箱からひょっこりと目から上だけを出して外を覗く。すると、イルフェ兄さまと目が合った。
「ミィ、おいで」
「?」
わたしは段ボールから出てイルフェ兄さまの元に駆け寄った。すると、ヒョイっとイルフェ兄さまの片腕に座らされた。
「はいミィ」
「?」
イルフェ兄さまに木でできた剣を渡された。これをわたしにどうしろと?
「ミィもお兄ちゃんと打ち合ってみるか」
「謹んでご遠慮するにゃん」
木剣は返しました。ミィは大人しく絵日記描きます。
「―――かけました!! 次は父さまとオルフェ兄さまの所に行ってきます!」
わたしはイルフェ兄さまに手を振って段ボールを抱える。
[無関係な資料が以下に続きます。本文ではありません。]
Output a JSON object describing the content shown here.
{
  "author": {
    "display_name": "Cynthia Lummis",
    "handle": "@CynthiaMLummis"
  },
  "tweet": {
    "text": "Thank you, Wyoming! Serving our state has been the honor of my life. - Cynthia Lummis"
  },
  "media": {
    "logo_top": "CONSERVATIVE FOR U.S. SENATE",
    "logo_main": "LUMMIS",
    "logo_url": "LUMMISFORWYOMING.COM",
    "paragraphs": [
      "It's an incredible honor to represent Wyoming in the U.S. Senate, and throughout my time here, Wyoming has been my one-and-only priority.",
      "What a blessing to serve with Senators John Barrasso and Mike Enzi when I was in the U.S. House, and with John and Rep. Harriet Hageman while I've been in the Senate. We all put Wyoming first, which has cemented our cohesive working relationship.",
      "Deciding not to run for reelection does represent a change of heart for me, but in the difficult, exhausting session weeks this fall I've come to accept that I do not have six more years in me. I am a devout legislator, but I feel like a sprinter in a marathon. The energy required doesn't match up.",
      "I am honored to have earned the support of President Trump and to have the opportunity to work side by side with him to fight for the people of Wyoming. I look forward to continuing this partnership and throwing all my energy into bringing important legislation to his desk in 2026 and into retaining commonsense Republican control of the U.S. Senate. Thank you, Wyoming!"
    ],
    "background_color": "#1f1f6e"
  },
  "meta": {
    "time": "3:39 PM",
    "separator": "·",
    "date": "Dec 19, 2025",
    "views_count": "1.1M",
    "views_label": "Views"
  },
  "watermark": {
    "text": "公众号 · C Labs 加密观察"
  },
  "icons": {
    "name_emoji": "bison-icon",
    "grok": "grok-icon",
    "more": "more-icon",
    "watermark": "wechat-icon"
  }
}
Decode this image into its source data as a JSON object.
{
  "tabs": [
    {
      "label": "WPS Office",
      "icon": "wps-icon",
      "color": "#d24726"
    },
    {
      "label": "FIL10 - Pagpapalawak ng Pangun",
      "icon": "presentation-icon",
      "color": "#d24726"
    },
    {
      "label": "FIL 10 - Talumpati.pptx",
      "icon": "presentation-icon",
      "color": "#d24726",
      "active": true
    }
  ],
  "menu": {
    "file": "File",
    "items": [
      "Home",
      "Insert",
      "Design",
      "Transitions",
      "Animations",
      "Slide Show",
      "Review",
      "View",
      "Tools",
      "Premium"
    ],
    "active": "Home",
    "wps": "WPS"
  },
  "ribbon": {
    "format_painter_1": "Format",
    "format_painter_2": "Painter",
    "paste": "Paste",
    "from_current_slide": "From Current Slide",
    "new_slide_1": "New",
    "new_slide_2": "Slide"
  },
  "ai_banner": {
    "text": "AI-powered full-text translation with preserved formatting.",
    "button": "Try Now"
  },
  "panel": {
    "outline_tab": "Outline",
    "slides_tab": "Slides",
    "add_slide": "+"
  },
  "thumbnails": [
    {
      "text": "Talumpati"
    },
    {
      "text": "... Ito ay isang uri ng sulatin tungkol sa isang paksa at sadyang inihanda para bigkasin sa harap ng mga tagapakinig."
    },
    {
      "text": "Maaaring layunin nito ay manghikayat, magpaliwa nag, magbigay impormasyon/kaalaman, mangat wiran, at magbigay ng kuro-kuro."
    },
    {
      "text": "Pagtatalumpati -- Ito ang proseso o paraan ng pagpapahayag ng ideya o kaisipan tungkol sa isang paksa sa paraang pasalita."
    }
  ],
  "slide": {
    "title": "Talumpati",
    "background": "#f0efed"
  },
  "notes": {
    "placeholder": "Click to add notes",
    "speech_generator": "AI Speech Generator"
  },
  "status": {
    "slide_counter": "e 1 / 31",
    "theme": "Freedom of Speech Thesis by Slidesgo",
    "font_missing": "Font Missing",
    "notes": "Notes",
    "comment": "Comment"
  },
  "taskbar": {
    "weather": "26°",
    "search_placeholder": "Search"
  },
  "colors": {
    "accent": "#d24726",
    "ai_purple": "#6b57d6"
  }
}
ボールは返しました。
「今日はずっと兄ちゃんのとこにいればいいのに」
「今日中に全員分のを描き終わる約束なのです」
「じゃあ兄ちゃんが送ってってやろう」
そう言ってイルフェ兄さまはわたしを抱き上げた。
イルフェ兄さまの歩く振動が心地よくて、父さまの執務室に到着する頃にはわたしの瞼は半分下りてしまっていました。
「―――ミィ、ミィ」
「……みゅぃ」
「―――っカワッ!!」
「?」
いつの間にイルフェ兄さまからオルフェ兄さまに受け渡されたんだろう。
「兄さま達の絵日記を描きにきたんだろう?」
「あい、そうでした……」
まだ頭がボーッとする。
わたしは箱の中からノートとクレヨンを取り出し、父さまのお膝の上によじ登った。すると父さまは頭を撫でてくれる。
「ねむねむなのです」
ちゃっちゃと描いて寝よう。わたしは父さまの膝の上で必死にクレヨンを動かした。
***
「……まぁ、こうなるな」
オルフェの視線の先には父にもたれ掛かってスヤスヤと眠るミィ。父はミィを起こさないように慎重に動くので中々仕事が進まない。
「……猫は飼い主の邪魔をするものだしな」
父と兄は仕事は諦めてミィの寝顔を堪能することにした。
夜、わたしはリーフェ兄さまに絵日記を提出した。兄さまは絵日記をパラパラとめくる。
「……ミィはいつ寝ちゃったんだっけ?全部寝ぼけたまま描いたんじゃないよね?」
「もちろんなのです。寝たのは父さまとオルフェ兄さまの絵日記を描いてる途中です。イルフェ兄さまの絵日記は上手に描けました」
リーフェ兄さまはあるページを指さした。
「……これは剣?」
「これは兄さまです」
「じゃあこれも兄上?」
「これは剣です」
「……」
正直に答えると兄さまは笑顔のまま固まってしまった。